Jerzy Owsiak, który był gościem programu "Fakty po Faktach" w TVN24, przedstawił program i cel 24. Finału WOŚP. Tegoroczna edycja zbiórki odbywa się pod hasłem "Mierzymy wysoko". Zebrane w najbliższą niedzielę środki, przeznaczone zostaną na wyposażenie oddziałów pediatrii oraz godną opiekę medyczną dla seniorów.
Pediatria i opieka medyczna dla seniorów
Owsiak przypomniał, że ponad 54 mln zł, które zebrano w zeszłym roku, zostało przekazane na zakup sprzętu dla czterech specjalistycznych części pediatrii oraz dla oddziałów geriatrycznych w całej Polsce. Dzięki temu w tym roku uwaga WOŚP zostanie zwrócona głównie na tzw. zakłady opiekuńczo-lecznicze.
Jego zdaniem "wyglądają one, jak za Barei". Za zebrane środki, Fundacja WOŚP kupi podstawowy sprzęt, który zastąpi zniszczony, będący najczęściej - według Owsiaka - "spadem z innych oddziałów".
Oddziały pediatryczne otrzymają natomiast nowe urządzenia, które zastąpią kupione kilka lat wcześniej ze środków WOŚP, a które zdążyły się wysłużyć.

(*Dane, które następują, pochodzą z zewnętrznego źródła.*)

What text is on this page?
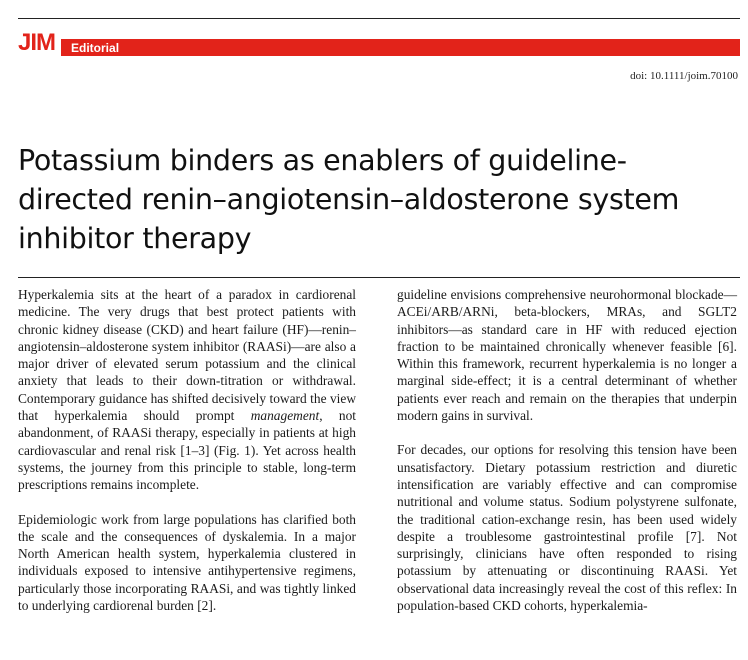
JIM	Editorial
doi: 10.1111/joim.70100
Potassium binders as enablers of guideline-directed renin–angiotensin–aldosterone system inhibitor therapy

Hyperkalemia sits at the heart of a paradox in cardiorenal medicine. The very drugs that best protect patients with chronic kidney disease (CKD) and heart failure (HF)—renin–angiotensin–aldosterone system inhibitor (RAASi)—are also a major driver of elevated serum potassium and the clinical anxiety that leads to their down-titration or withdrawal. Contemporary guidance has shifted decisively toward the view that hyperkalemia should prompt management, not abandonment, of RAASi therapy, especially in patients at high cardiovascular and renal risk [1–3] (Fig. 1). Yet across health systems, the journey from this principle to stable, long-term prescriptions remains incomplete.

Epidemiologic work from large populations has clarified both the scale and the consequences of dyskalemia. In a major North American health system, hyperkalemia clustered in individuals exposed to intensive antihypertensive regimens, particularly those incorporating RAASi, and was tightly linked to underlying cardiorenal burden [2].

guideline envisions comprehensive neurohormonal blockade—ACEi/ARB/ARNi, beta-blockers, MRAs, and SGLT2 inhibitors—as standard care in HF with reduced ejection fraction to be maintained chronically whenever feasible [6]. Within this framework, recurrent hyperkalemia is no longer a marginal side-effect; it is a central determinant of whether patients ever reach and remain on the therapies that underpin modern gains in survival.

For decades, our options for resolving this tension have been unsatisfactory. Dietary potassium restriction and diuretic intensification are variably effective and can compromise nutritional and volume status. Sodium polystyrene sulfonate, the traditional cation-exchange resin, has been used widely despite a troublesome gastrointestinal profile [7]. Not surprisingly, clinicians have often responded to rising potassium by attenuating or discontinuing RAASi. Yet observational data increasingly reveal the cost of this reflex: In population-based CKD cohorts, hyperkalemia-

Do wylicytowania buty "Lewego"
Niedzielny finał WOŚP - jak co roku - zdominują koncerty, całodniowa transmisja w dwóch stacjach telewizyjnych, imprezy plenerowe, biegi uliczne i licytacje ofiarowanych przedmiotów.
Wśród najciekawszych przedmiotów, które będzie można wylicytować, są buty Roberta Lewandowskiego, które wyprodukowane zostały w limitowanej serii i są dedykowane piłkarzowi.
Jerzy Owsiak podkreślił w "Faktach po Faktach", że unika nazywania finału Orkiestry mianem "szczytnego celu", bo - jak przekonywał - sam udział w nim, to "świetna zabawa".
- Jest ten dzień, jeden w roku, w którym jesteśmy razem. Cieszymy się, że inne organizacje pozarządowe działają, ale jesteśmy ponad to, co się w Polsce dzieje. Ponad kolorami, religią, polityką. Jesteśmy dla wszystkich i chcemy grać ze wszystkimi - wyjaśniał szef WOŚP.
Gość programu przypomniał, jak ćwierć wieku temu ruszała Orkiestra. W trakcie pierwszej edycji zbierano na płucoserce, które kosztowało wówczas 500 mln (starych) zł.